By way of analysis, it is usual to place the list of risks in various categories, depending on the nature of the risk involved and the potential ownership of those risks. Categories of risks could include some or all of the following:

  • strategic risks, such as failure to obtain planning permission, or client funding problems;

  • external risks, such as changes in the environment;

  • project risks, such as overspends or delays to the programme;

  • discovery risks, such as poor ground conditions or the like.

The listed risks are normally placed into a risk register, a contractual document that both lists the risks and provides a description of the impact that the risk in question would have on the project, should that risk event occur.

The overall list of risks can be as long or as short as is necessary (and this may well depend upon the complexity of the project). These risks will either be generic (common to most if not all construction projects) or will be specific to the particular construction project in question.

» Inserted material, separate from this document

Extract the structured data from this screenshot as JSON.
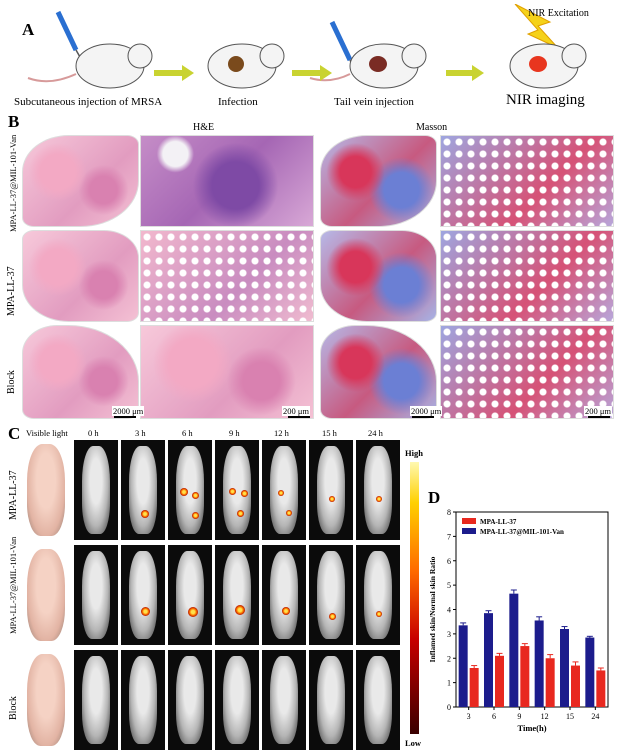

Generally, those risks that are external to the project are less able to be controlled in the timing or extent of impact upon the construction project, whilst those risks that are internal to the construction project can be more easily managed and can be allocated to the appropriate party in the construction project.

In the analysis of the risks in the risk register, a risk scoring exercise is normally undertaken. Each risk event is scored by reference to a pre-agreed scale of the likelihood of the event occurring. An element of judgment is inevitably needed as the project team may not necessarily be aware of the likelihood of client risk events occurring.

To avoid bias in the results, often the scoring is undertaken by various different disciplines in the client’s procurement team and the scores are then averaged for each risk event. The risk events are also scored in a similar way on the basis of the impact that the event in question would have on the programme should the event occur. Consequently, it may be that some risk events are more likely to occur but would have little impact upon the project should they occur and vice versa.

This resultant risk profile may make it plain that the originally envisaged procurement strategy needs to be changed. The opportunity to deliver real benefits to the client (and for these to be accurately encapsulated within the contractual structure) is obviously best obtained if decisions to change the procurement strategy are made as early as possible, given that it is a well-known fact that any ‘window of opportunity’ to gain benefits progressively closes as the project continues.

In addition, this risk profile coupled with the client’s attitude to risk (which may be an attitude developed through free choice, or, particularly in the case of public sector clients, may be an attitude dictated to it by statutory or other regulatory obligations) helps to decide upon the procurement route to follow to satisfy the procurement strategy, and which allows flexibility to deal with the anticipated risks that may be faced.

A chosen procurement route should be made with a clear awareness of the likelihood of occurrence and severity of the impact of risks. If a procurement route is chosen in this way, the project should be less severely impacted if the risk event in question actually occurs. Undertaking a risk analysis at this early juncture means that it can be updated throughout the construction process and can be used as a management tool to assist with the management of risks as they occur.

In some contract forms (the NEC forms, for example) the use of risk registers is an established way of recording risks during the construction process, and procedures are put into place to allow the parties to agree whether the risk should be carried by one party or the other, or whether the risk should be shared, or even if the risk can be eliminated altogether.

This approach is particularly useful if the allocation of the risks considered at the procurement stage are dealt with on a similar basis, and if used correctly can be utilised to anticipate and minimise the impact of potential risk items in the future.